Thursday, July 14, 2016

Free hugs!

At the close of the candlelight vigil for the fallen Dallas police officers, Ken Nwadike did what he does so well. He spread good will and encouragement through his Free Hugs Project. He chose to do One Right Thing in the face of horror and sadness. As you watch the video, note the appreciation for this simple gesture expressed by members of the Dallas police.

If you're as unfamiliar with Ken's movement as I was, I encourage you to explore the Free Hugs Project website and YouTube channel. Maybe you'll want to share a free hug too.

Wednesday, July 13, 2016

Choosing to serve, despite the negativity

People react in different ways when shunned by members of the community. These gentlemen chose a classy response to public anger. Click the link to see the video - it only takes a few minutes.

Way to go, Homestead PA police force. Well done.

Monday, July 11, 2016

My blog, reinvented

Like many people, I’m horrified by recent events in America. I’m sickened by the headlines and can barely watch the national news. And I wonder about the media’s continued emphasis on these terrible events. I’ve been asking myself:

-          What’s the impact on us as individuals and as a society when we’re inundated by tragic news?
-          Is our collective moral compass skewed by this horror overload?
-          How long can we reach into our well of decency when craziness, greed, and people behaving badly are given the spotlight?

I can’t sit by idly. I need to be part of the solution.

It begins right here, right now. This blog is now called One Right Thing. I plan to showcase examples of positive behavior, people who choose to do one right thing in difficult or threatening situations. These are individuals who obey the Old Testament edict “…to act justly, to love mercy, and to walk humbly with God,” regardless of their religion, race, age, or walk of life.

I'll start by sharing this story. When shooting broke out last week in Dallas, a group of people did One Right Thing and surrounded a baby stroller to protect the little one inside.  

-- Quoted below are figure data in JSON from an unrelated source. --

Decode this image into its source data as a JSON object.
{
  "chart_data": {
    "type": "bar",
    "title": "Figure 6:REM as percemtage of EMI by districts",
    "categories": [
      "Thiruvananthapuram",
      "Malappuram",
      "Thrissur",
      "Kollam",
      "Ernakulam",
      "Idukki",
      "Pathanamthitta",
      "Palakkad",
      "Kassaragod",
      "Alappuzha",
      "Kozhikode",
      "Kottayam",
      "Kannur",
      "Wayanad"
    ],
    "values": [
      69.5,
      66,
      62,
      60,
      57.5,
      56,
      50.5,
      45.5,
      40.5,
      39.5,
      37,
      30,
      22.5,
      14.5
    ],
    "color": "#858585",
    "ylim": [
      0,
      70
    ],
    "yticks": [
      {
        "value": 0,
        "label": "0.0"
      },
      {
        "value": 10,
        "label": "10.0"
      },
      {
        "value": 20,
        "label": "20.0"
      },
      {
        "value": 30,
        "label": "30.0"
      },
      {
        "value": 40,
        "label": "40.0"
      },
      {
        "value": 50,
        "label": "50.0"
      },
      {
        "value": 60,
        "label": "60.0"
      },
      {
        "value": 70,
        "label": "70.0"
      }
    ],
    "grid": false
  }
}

Work with me to spread positive, encouraging stories that emphasize the best of humanity. If you have a story for One Right Thing, please let me know at

Friday, July 8, 2016

New connections and a new book

One perk of our move to a new area is the chance to make new connections with people and organizations that matter to us. For me, that includes a finding a church home and a community of writers. We seem to have found a church home, which is awesome, and the library system led me to a terrific, established writers group. Unfortunately for me and my ongoing need for writer-ish infusions, they only meet once a month. Through my membership in SCBWI, I connected with two other fledgling writers' groups which have great potential. I located a member who I'll meet for coffee next weekend, and already met with fellow author Corinne Smith. Corinne and I chatted over breakfast about our books and the trials and tribulations of publishing. That single meeting lifted a veil from my eyes - uncovering the marketing angle.

What Corinne has done is create a uniform approach to her online persona. Her website clearly shows the coordination between her presentations, her publications, and her activities among Henry David Thoreau scholars and fans. Quite impressive.

Corinne is a generous guru who, by her example and her willingness to share links and info, has started me on the road to understanding how best to present my work and myself in the marketplace. I'm so grateful!

All that marketing info got my wheels turning. With the upcoming release of my first picture book Mikey and the Swamp Monster created with illustrator/graphic designer extraordinaire Michael Rausch, we're developing ideas about how best to handle the marketing. We have to 1) engage kids in the idea behind the story with activities and manipulatives, 2) allow parents to see that the book encourages imagination and imaginative play, and finally 3) get the book into kids' hands. The ideas are flying fast and furious - and fun!

Hopefully, all will be in place for an early August book launch. I'll keep you posted!